Cette réforme engendrera des modifications dans l’archivage des factures tel qu’il est pratiqué aujourd’hui.
L’entreprise devra veiller à :
- Archiver la facture et les différentes données ou documents nécessaires, en fonction de la voie de sécurisation choisie.
- Archiver les éléments de traçabilité (conversion, logs, mapping).
- Maintenir l’intégrité, la disponibilité, la pérennité et la lisibilité de ses archives au fil du temps.
L’entreprise doit également s’assurer que tous les acteurs opérant dans le flux de factures dématérialisées (ERP, PDP, OD, Tiers Archiveur) sont capables de répondre à ces préconisations.
Pour savoir ce qu’il faut mettre en place ou modifier dans les pratiques actuelles, il est donc primordial pour l’entreprise de bien connaitre ses partenaires et leurs capacités. Soit chaque acteur archive selon l’état de l’art sa partie (données, facture, logs, tables de mapping) et peut les restituer en cas de besoin.
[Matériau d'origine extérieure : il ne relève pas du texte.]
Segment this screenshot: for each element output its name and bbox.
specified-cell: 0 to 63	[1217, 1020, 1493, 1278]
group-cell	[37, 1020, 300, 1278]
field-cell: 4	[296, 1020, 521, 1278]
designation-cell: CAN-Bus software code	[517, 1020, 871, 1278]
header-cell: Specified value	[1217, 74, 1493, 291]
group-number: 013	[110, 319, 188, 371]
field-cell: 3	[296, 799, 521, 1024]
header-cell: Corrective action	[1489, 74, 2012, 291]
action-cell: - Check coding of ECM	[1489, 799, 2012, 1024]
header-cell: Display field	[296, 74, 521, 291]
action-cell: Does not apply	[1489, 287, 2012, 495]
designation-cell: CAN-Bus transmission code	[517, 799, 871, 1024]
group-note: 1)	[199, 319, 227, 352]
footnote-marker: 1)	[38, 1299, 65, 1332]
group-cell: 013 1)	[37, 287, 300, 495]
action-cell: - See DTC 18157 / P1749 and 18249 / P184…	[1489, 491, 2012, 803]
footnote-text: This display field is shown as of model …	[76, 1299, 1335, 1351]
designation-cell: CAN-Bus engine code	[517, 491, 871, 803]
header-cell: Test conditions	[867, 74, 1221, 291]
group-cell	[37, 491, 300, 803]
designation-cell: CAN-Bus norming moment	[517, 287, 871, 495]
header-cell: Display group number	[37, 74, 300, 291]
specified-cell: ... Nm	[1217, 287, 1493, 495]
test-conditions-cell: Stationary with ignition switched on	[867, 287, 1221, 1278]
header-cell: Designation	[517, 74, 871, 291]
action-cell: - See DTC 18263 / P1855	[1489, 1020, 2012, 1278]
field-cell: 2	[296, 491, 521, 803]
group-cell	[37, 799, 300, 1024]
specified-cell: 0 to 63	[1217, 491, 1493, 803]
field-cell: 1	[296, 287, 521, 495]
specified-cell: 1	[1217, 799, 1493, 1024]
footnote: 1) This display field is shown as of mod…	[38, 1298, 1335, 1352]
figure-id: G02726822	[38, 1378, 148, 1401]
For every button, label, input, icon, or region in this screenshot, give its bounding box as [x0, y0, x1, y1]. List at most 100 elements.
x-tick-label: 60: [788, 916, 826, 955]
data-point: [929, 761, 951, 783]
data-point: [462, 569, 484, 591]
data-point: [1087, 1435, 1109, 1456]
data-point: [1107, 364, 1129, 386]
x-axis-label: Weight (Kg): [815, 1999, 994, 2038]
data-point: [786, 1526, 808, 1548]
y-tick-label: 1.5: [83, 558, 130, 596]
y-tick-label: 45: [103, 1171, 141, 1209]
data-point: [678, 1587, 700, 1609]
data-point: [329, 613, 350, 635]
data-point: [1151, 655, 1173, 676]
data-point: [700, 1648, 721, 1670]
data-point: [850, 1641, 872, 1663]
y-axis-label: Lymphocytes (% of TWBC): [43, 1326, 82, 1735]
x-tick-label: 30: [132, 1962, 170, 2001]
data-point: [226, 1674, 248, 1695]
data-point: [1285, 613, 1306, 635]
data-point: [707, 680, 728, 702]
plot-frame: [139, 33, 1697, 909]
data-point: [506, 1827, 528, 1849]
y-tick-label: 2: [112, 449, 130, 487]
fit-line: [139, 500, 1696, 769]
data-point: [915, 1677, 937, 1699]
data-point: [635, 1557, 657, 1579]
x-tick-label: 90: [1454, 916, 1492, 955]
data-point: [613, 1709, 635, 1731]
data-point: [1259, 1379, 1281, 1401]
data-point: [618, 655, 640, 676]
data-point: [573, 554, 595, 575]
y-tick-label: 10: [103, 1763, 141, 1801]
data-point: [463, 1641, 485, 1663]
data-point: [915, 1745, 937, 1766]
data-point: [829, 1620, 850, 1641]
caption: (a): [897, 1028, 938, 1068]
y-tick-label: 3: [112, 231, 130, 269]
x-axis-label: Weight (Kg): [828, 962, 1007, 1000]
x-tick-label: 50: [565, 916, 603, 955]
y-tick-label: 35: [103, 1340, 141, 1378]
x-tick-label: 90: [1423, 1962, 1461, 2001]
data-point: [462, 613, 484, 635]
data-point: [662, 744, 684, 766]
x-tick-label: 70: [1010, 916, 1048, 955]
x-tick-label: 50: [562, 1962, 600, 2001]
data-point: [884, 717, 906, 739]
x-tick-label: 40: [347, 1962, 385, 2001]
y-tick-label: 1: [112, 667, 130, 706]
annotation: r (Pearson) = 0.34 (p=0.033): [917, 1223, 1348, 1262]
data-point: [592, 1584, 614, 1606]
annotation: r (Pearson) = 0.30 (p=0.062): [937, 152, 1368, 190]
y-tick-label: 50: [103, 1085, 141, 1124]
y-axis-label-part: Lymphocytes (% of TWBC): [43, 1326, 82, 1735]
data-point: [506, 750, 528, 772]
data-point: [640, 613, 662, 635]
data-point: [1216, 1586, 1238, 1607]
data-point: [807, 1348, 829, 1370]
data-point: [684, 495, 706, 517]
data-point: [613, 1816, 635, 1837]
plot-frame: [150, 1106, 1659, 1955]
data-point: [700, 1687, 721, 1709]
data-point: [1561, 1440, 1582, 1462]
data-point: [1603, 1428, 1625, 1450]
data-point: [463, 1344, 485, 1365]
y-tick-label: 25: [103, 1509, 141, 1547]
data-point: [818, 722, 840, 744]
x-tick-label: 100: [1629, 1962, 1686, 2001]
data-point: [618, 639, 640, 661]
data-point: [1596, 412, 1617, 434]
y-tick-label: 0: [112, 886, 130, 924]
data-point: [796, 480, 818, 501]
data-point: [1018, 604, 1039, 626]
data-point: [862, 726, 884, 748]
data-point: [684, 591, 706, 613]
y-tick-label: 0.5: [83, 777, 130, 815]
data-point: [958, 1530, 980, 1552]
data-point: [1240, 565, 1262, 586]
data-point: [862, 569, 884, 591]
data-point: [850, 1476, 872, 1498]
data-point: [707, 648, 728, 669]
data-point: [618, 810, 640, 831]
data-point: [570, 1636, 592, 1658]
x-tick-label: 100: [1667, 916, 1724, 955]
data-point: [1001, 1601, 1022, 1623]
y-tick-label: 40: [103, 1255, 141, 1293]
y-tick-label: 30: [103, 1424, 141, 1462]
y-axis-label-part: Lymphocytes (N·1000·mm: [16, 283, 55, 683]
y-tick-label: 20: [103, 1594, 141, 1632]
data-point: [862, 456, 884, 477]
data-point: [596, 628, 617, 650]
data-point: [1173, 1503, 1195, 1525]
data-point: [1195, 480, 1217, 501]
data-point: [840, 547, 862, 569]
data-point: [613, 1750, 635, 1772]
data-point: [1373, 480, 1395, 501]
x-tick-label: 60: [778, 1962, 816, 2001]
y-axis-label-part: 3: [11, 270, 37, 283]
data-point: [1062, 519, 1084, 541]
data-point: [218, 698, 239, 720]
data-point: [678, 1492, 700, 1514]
Soit l’entreprise centralise son archivage et veille à ce que les différents acteurs transmettent les éléments à archiver.
Certains points restent à étudier dans le cadre de la réforme, à savoir les conditions de l’archivage opéré par le Portail Public de Facturation, le respect du secret des affaires, l’impartialité des pièces fournies dans le cadre d’un contentieux fiscal, la responsabilité inhérente au Portail Public de Facturation et la distorsion de concurrence entre un archivage public gratuit et des offres d’archivage existantes sur le marché.
Il est donc primordial que les professionnels de l’information, archivistes et autres records managers, puissent se sentir légitimes à s’emparer de cette question dans la cadre la mise en place de ce type de projets au sein de leurs organisations respectives.
Fédération des Tiers de Confiance du numérique / CR2PA.